After two missed sprint opportunities with Kooij, including a lead-out slip-up on stage six into Napoli, how did they come good on stage 12? The obvious answer is that their talisman, Wout van Aert, has refound his mojo. Despite Jonas Vingegaard’s two Tour de France overall wins, Van Aert remains the most important member of this team. When he is on form, the team is on form. In part, it is down to morale. Van Aert often shoulders the weight of the pressure of the Belgian cycling world, the weight of his own team and the weight of his own expectations — justifiably lofty for a man who has 13 Grand Tour stage wins. Van Aert broke the spell of bad luck at his redemptive win in Siena’s Piazza del Campo on stage nine's strade bianche, and it now appears that the weight has lifted. 
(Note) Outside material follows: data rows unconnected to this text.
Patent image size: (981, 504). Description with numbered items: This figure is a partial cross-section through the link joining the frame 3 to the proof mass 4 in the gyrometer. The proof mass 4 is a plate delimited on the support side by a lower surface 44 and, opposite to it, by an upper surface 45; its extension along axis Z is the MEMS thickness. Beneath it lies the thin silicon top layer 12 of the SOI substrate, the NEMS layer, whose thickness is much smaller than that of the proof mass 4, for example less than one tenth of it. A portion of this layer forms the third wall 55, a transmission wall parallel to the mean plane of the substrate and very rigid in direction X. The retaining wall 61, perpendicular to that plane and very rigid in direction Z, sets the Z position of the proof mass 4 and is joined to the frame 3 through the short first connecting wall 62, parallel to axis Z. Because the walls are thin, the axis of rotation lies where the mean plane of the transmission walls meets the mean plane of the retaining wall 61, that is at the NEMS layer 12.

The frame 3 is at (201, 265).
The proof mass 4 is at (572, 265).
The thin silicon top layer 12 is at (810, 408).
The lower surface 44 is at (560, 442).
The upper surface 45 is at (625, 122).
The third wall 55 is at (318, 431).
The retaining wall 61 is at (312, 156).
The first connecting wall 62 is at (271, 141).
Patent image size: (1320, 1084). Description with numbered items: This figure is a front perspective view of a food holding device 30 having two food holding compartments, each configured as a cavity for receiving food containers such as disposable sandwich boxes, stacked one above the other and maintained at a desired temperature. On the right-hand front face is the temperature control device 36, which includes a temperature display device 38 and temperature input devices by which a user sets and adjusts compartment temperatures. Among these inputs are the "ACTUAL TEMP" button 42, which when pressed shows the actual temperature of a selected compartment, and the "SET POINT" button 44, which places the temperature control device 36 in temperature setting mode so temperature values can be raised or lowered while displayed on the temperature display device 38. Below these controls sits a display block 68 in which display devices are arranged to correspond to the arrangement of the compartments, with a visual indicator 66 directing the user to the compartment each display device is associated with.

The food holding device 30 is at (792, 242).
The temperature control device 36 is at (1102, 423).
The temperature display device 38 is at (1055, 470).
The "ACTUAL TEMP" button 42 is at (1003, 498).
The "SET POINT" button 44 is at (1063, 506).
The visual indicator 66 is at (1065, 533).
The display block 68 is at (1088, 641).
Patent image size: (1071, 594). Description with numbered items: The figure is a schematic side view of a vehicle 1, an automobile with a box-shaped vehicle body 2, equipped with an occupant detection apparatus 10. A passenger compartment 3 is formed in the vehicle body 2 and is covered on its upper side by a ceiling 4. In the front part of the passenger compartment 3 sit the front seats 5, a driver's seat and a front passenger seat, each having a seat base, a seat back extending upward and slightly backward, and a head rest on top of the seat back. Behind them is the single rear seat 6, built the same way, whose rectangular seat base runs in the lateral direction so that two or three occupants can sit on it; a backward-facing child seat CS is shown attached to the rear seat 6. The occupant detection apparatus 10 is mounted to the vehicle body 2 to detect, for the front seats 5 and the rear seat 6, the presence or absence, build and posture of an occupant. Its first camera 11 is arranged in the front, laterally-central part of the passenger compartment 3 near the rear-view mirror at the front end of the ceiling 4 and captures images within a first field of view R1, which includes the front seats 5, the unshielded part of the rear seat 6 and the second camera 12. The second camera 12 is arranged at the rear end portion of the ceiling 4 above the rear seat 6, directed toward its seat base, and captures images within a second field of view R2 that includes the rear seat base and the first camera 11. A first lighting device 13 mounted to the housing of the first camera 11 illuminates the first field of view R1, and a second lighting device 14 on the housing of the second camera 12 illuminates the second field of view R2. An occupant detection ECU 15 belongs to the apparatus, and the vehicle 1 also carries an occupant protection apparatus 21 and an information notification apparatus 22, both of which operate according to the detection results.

Wout van Aert celebrating his stage nine victory at the Giro d'Italia

Of course, morale only gets you so far — there were a number of highly motivated teams coming into the final kilometre into Viadana, but only a handful of riders in the world could have the strength to stay on the front for 750m and not be passed like Van Aert did. At the finish, the man himself said: “We used our horsepower." He was also referring to the exceptional work done by Edoardo Affini, who took control of the penultimate kilometre before Van Aert came to the front. But it was the Belgian’s turn that was the most impressive moment of the day. On Sunday’s gravel stage, he was the second-best rider behind the current maglia rosa, Isaac del Toro (UAE Team Emirates-XRG), but if his performance over the gravel showed he could win bike races again, today showed he could be the best rider in the peloton again. 

As previously said, Van Aert is the most important cog in the Visma machine. When he is firing on all cylinders, the team wins. But it may go even further than that. His career-long rival Mathieu van der Poel may be the best Classics rider and Tadej Pogačar may be the best outright rider, both racking up huge numbers of prestigious wins for their teams down to their individual performances, but Van Aert is the best team rider. He may make mistakes, miscalculations and bad calls, like the blunder at Dwars door Vlaanderen in April. But if you want your whole team to be winning — and over any terrain — Van Aert is your man; he is a domestique deluxe who can win himself. Olav Kooij was the beneficiary today, and the Dutchman's relief at breaking his stage win duck was apparent at the finish. It was a second Grand Tour win for Kooij after last year’s victory in Naples, and he acknowledged the role his team’s talisman, Van Aert played in this latest triumph: “Only he can do it. Having his support is extraordinary.”

Olav Kooij winning stage 12 of the Giro d'Italia

It took nine stages of this Giro — and arguably five months of 2025 — for Visma to really get going, but now they are on a roll. Kooij certainly believes so: “We are definitely not done yet.” They have another chance tomorrow. The final 10% ramps up to Monte Berico will be a significant challenge for Van Aert against the race’s best climbers, but when he’s on form, he’s hard to rule out completely. In 2021, he won the Mont Ventoux stage, no less, at the Tour. A year later at la Grande Boucle, his climbing exploits were even more impressive, including dropping Pogačar off the wheel as he set up Vingegaard for victory atop the Hautacam in the Pyrenees, sealing the team’s first maillot jaune. He will be back on the roads of France to support Vingegaard again, and with both riders fully fit, fans can expect a mouthwatering duel with Pogačar, a battle which didn’t materialise last year due to the two Visma riders’ disrupted build-ups. 

But for now, Van Aert is fully focused on more success at the Giro. For a man and a team who have so far produced their best performances across the border in France in July, they are beginning to stamp their authority on this Italian Grand Tour.